Trouble was, Yaya had a job. Not much of a job, as it happens (I’m 101% certain it wasn’t intended as a long-term career option), but proper full-time employment nevertheless, with wages that were good enough to develop a saving habit and everything. Rather than blow it all on blow.

Stansted Engineering. I doubt they’re there any more, tucked away among the council houses at the back of Bentfield End in Stansted, in the days when it was still Stansted Mountfitchet and not just the grubby little village down the road from Stansted-the-UK’s-favourite-international-airport. It was a tiny family firm, and I’ve no idea what they made. I suspect the product line consisted of frankly unidentifiable metal components that had something to do with the car industry and were shipped out in small cardboard boxes with a typewritten label stuck slightly askew on the top. Demand probably dried up when the UK car industry ground to a halt. We’ll get to one reason why a little later in this narrative.

Yaya did the shipping out. He was their driver.

The job meant Yaya could buy a bus. Sorry, truck. Which meant that the following conversation stood some chance of leading somewhere automotive…

(We’re back in Stu’s bedroom. Yes, I know this is taking a while)

Yaya:
‘Wouldn’t it be great to drive down the Champs Elysee with this on the stereo and all the windows wide open…’

Mark F:
‘Or something louder.’

Yaya:
‘Uhhh. Some Zappa.’

Mark F:
‘On your way to somewhere else.’

Stu:
‘Where are we going this summer anyway?’

Simon:
‘Wouldn’t it be great to drive down the Champs Elysee in an American school bus like Kesey’s with this on the stereo and all the windows wide open?’

Yaya:
‘It’d be cool to have a bus like that. Not just a Volkswagen camper. Something bigger.’

Mark F:
‘We could paint the sides.’

Stu:
‘And put beds in the back so you could live in it.’

Simon:
‘We could take it to Knebworth for the Allman Brothers.’

Yaya:
‘You could go round the world in a bus like that.’

Mark F:
‘Chuck us the skins. I’ll roll another…’

Eagle-eyed readers will notice a new character has crept into this idyllic domestic scene. Like me, Simon may not have been there for the actual idea, but I have a pretty big hunch he was around for a lot of the talking about it. We’d all read the Electric Kool-Aid Acid Test, but Simon was passionate about it. I suspect he can still quote key passages to this day. So if a trip round the world in a brightly-painted vehicle with loudspeakers pointing outwards was being debated, Simon had to be making a contribution.

And yet…

Simon was not on the bus. Sorry, truck. And that is going to take some explaining too.

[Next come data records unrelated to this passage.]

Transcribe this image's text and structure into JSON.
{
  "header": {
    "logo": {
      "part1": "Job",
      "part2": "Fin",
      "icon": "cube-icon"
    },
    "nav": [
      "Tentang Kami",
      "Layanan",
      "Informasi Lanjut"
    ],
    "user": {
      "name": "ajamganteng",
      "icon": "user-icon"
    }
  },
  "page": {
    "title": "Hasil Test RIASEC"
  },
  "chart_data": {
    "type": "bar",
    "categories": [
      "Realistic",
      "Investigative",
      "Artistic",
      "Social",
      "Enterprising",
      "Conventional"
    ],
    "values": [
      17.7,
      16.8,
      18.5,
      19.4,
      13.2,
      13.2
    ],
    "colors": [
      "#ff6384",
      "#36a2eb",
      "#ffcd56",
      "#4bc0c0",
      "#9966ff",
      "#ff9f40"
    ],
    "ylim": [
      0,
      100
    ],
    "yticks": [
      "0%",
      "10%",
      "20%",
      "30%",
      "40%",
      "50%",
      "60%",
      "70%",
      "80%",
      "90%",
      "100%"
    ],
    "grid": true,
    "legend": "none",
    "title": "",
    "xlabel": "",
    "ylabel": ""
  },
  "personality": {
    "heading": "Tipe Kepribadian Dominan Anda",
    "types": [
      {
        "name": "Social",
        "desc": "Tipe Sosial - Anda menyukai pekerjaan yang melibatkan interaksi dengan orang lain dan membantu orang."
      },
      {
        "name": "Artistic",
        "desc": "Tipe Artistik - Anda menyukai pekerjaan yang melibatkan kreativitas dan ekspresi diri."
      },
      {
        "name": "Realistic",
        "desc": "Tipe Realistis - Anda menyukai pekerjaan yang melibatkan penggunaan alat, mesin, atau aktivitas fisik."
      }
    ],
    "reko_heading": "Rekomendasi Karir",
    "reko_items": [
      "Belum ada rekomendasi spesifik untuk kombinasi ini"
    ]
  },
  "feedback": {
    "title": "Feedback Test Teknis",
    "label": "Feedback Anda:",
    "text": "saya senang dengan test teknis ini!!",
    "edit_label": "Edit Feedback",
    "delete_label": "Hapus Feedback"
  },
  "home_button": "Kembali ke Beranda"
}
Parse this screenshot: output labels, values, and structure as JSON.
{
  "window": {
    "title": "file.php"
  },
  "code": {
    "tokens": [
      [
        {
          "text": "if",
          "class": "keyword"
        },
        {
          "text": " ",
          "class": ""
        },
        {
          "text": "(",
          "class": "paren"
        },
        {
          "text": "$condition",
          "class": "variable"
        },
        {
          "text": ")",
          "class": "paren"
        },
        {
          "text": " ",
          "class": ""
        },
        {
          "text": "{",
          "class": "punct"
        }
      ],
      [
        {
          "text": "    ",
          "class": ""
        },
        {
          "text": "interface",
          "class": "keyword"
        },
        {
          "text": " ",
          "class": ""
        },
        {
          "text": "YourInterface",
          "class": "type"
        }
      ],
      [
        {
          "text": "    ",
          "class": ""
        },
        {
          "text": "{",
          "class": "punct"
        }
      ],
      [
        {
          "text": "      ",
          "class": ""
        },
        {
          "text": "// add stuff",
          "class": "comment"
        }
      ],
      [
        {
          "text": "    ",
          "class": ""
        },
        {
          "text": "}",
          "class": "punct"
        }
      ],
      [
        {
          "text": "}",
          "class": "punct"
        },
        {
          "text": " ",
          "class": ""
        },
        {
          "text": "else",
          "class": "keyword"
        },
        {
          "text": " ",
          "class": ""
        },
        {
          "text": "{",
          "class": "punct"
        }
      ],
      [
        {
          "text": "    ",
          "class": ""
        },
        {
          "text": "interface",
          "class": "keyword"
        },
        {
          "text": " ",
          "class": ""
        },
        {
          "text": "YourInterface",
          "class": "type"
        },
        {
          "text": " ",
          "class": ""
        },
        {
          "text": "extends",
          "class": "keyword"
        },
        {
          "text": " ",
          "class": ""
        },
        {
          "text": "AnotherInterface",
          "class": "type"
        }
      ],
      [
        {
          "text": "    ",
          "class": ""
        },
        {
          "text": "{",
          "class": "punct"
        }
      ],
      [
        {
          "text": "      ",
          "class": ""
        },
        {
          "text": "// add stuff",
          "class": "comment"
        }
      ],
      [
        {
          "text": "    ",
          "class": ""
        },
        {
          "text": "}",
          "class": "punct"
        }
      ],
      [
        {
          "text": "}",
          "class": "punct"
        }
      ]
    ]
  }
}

Later. For the moment, let’s stick with Yaya, rolling up and down the A11 in a van full of tiny automotive parts. He’s thinking now. Wondering where on earth you might go to buy a second-hand vehicle of sufficient capacity to install beds and washing facilities for (say) half a dozen English hippies intent on driving overland to China. Or wherever.

In a dealer’s yard in Vauxhall, his dream vehicle is waiting…

1 Comments:

Blogger broomhilda said...

I have the Grateful Dead song Truckin stuck in my head (taking another toke). Turn it up. Where we now?